Allen’s technique of having the characters sometimes narrate their thoughts to
us is wonderful, a great way to get inside their heads while allowing us to get
back out (are you listening Charlie Kaufman?). But whether their internalizing
or speaking, the dialogue is fantastic, at times hilariously biting (a line
about someone’s addiction to cocaine is particularly good).
On the more challenging side, as I’ve elaborated before, Woody Allen’s screen presence is tough to warm to. While his films are typically enjoyable (with respective hits and misses), I look forwards to a performance of his that isn’t intensely nebbish, or skin crawling (or both). Indeed, “Hannah” features the ultimate scene of Allen’s schtick: Allen arguing with his character’s Jewish parents about converting to Catholicism, a scene that had to have opened up a worm hole in the fabric of heavy handed and cartoonish space-time continuum.
The more Allen films I see, the more I appreciate how much Quentin Tarantino limits himself from being in his own films. Assuming directors should even make cameos, Tarantino would be Allen’s screen time equivalent if he cast himself as Jules or Vincent in “Pulp Fiction”, instead of the blissfully shorter cameos he does (including the welcome sight of blowing himself up in “Django Unchained”). Indeed, Allen’s canon really seemed to open up when he left New York (after all, there are other places out there) and stopped casting himself in roles.
All of this is before we get to Allen’s personal life and dynamics with his actresses, which I’ve spoken about in previous reviews.
As well, I’m fascinated by Allen’s depiction of minorities as the hired help. His movies have typically focussed on the neuroses of young and middle aged white urban dwellers who are usually well to do. So watching an African American woman, in a maid’s outfit, neatly and silently tucked into the background of every scene she’s in, is fascinating. Do people of colour exist outside of jazz bars and service industries for Allen?
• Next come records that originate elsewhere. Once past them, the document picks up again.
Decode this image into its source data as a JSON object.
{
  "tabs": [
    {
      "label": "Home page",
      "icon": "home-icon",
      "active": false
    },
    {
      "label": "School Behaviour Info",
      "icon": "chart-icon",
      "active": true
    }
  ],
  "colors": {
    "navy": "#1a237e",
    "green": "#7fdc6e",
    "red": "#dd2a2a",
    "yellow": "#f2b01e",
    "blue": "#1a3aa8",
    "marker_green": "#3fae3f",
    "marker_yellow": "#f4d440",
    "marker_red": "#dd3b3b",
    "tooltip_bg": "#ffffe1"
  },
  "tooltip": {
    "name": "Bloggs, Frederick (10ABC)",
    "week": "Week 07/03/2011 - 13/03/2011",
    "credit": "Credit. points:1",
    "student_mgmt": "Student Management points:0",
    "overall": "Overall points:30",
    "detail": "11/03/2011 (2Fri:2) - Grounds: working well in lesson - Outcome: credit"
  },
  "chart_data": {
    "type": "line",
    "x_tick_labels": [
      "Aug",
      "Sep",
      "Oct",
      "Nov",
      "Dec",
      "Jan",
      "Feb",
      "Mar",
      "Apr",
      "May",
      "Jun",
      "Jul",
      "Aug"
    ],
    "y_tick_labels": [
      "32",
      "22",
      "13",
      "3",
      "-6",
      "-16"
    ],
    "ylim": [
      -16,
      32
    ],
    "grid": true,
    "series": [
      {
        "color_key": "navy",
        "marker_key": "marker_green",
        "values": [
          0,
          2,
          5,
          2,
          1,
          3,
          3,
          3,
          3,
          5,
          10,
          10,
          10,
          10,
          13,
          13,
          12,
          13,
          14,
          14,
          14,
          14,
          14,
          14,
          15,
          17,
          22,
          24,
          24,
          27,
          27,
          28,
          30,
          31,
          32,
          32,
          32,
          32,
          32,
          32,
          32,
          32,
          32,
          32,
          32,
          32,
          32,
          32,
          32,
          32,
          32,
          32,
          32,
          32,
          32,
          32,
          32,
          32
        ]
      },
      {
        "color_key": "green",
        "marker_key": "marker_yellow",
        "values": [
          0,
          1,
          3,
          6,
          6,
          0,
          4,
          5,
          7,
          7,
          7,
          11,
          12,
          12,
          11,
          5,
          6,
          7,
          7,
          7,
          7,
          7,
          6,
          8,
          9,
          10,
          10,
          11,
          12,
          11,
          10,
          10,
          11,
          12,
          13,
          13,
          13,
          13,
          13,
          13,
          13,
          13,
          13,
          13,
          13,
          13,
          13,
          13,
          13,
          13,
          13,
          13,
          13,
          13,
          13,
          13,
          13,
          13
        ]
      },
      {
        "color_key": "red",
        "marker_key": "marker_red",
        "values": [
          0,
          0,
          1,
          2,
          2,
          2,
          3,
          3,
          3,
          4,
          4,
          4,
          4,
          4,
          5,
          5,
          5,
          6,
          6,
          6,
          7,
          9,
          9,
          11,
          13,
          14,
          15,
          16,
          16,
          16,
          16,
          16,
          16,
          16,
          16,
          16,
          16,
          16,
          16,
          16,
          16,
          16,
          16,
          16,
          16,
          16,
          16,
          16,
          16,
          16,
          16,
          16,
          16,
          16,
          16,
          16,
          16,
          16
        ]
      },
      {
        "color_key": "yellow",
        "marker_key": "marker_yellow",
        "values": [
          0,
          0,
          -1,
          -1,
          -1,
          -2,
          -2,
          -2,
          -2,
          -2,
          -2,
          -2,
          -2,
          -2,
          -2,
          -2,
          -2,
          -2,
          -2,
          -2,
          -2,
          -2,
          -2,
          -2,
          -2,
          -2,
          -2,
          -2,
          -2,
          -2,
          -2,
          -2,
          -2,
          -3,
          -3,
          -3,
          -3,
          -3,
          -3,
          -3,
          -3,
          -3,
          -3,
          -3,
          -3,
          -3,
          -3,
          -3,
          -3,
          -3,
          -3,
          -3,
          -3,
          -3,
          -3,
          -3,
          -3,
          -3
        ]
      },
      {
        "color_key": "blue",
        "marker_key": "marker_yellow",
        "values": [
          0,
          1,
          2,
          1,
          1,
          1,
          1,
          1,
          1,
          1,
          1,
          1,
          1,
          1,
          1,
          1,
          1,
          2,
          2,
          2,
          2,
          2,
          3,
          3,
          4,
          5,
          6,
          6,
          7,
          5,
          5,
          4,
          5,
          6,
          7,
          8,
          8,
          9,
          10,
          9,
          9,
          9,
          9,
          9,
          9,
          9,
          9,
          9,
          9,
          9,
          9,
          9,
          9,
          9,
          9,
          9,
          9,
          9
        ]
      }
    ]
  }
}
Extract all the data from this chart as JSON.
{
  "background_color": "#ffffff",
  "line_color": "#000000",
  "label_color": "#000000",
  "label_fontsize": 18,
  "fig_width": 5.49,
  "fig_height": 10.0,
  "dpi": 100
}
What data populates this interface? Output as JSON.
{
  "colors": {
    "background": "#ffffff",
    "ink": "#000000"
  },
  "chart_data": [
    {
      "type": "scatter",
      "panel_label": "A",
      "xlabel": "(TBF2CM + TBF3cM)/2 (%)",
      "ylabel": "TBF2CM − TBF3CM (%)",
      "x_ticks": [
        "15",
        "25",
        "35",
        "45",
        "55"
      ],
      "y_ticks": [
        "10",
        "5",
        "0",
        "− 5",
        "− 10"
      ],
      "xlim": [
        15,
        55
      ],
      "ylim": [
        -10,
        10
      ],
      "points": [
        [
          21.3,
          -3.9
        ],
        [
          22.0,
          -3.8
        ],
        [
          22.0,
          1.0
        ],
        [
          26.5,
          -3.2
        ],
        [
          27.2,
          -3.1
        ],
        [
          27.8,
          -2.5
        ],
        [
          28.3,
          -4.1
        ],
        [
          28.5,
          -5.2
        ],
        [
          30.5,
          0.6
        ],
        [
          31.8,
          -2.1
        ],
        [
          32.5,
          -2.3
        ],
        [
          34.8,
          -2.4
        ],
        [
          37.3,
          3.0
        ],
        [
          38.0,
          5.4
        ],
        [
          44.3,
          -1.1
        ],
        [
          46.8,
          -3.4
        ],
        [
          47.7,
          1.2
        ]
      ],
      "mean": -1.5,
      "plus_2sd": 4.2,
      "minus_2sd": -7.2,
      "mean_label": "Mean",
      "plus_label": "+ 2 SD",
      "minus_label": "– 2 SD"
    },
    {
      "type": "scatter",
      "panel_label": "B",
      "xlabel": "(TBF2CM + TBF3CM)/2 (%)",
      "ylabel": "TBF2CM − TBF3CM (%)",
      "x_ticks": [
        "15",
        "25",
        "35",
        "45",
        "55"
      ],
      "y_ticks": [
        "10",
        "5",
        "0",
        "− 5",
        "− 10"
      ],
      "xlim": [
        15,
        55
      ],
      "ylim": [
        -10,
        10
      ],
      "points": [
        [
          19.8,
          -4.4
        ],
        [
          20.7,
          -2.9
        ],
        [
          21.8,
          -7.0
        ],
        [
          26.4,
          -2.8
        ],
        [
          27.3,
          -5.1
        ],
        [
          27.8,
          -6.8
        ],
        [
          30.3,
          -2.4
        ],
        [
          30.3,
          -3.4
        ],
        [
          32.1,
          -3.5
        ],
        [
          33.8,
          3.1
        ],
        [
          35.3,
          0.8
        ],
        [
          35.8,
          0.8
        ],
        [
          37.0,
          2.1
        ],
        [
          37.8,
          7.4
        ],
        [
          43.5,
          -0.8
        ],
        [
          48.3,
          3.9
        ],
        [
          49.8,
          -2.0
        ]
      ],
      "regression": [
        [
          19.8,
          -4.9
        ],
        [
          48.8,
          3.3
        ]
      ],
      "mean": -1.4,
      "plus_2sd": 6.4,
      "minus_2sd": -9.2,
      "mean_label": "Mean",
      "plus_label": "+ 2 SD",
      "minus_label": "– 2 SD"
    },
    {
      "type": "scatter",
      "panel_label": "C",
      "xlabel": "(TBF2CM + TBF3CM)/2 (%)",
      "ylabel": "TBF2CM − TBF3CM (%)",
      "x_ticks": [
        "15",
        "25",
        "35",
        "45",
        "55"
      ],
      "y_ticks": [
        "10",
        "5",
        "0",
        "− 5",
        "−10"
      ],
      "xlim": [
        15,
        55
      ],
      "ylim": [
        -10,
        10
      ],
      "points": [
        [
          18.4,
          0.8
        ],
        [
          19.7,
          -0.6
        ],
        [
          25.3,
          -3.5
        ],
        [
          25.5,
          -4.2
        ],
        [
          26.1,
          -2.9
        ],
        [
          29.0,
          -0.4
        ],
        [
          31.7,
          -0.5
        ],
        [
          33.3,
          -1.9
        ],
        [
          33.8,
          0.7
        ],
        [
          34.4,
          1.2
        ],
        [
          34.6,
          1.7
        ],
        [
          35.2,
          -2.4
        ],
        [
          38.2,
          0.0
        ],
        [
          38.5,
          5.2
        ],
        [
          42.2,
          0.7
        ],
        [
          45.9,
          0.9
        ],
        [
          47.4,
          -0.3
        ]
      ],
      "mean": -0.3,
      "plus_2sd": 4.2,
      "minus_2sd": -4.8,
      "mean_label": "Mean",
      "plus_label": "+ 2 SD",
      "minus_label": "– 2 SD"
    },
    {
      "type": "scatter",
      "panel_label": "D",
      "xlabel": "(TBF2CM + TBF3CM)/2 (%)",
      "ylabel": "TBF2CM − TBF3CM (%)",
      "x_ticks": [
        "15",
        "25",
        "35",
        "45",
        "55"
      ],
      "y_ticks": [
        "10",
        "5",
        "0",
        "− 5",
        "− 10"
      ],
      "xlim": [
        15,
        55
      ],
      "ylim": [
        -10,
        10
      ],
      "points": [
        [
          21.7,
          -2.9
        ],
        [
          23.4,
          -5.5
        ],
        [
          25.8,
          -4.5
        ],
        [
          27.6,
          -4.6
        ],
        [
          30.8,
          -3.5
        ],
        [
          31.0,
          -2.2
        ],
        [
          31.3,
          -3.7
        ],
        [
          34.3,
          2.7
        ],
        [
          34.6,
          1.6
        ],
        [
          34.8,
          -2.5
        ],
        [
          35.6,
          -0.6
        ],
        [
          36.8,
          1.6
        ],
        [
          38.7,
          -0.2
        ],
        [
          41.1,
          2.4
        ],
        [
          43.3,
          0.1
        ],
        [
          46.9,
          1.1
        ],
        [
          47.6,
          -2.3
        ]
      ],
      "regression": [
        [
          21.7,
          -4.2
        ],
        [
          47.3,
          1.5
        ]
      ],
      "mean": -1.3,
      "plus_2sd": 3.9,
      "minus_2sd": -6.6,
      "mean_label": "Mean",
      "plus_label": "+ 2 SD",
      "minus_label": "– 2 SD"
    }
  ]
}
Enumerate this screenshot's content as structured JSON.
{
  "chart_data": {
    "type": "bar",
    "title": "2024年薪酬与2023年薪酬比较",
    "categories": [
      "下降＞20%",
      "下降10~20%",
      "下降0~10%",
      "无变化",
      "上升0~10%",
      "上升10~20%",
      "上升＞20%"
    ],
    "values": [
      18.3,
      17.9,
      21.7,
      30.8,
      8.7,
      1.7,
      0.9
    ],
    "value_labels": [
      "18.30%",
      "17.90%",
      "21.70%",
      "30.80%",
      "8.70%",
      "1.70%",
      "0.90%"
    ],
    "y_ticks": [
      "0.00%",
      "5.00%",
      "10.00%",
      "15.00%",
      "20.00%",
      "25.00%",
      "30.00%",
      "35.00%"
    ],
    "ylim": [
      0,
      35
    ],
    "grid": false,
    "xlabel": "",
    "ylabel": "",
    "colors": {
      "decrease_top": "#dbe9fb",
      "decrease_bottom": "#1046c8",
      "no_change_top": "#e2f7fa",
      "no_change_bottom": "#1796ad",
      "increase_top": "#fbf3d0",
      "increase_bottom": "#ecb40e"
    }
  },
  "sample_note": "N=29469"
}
Finally, “Hannah” is a bit of a slap in the face to
religion, as a character has a spiritual crisis, and the resolution of it is
fascinating, as it appears to embrace atheism as the end to neurosis. Let’s
just say you’ll never look the same way at Wonderbread again.
With all of that said, “Hannah” features some great
characters from a wonderful cast (also look for cameos from established stars
and oddities of today), dynamic exploration of relationships between people,
and realistic resolutions that show what a talent Allen has for prolifically
creating dramas that can occasionally make us laugh out loud.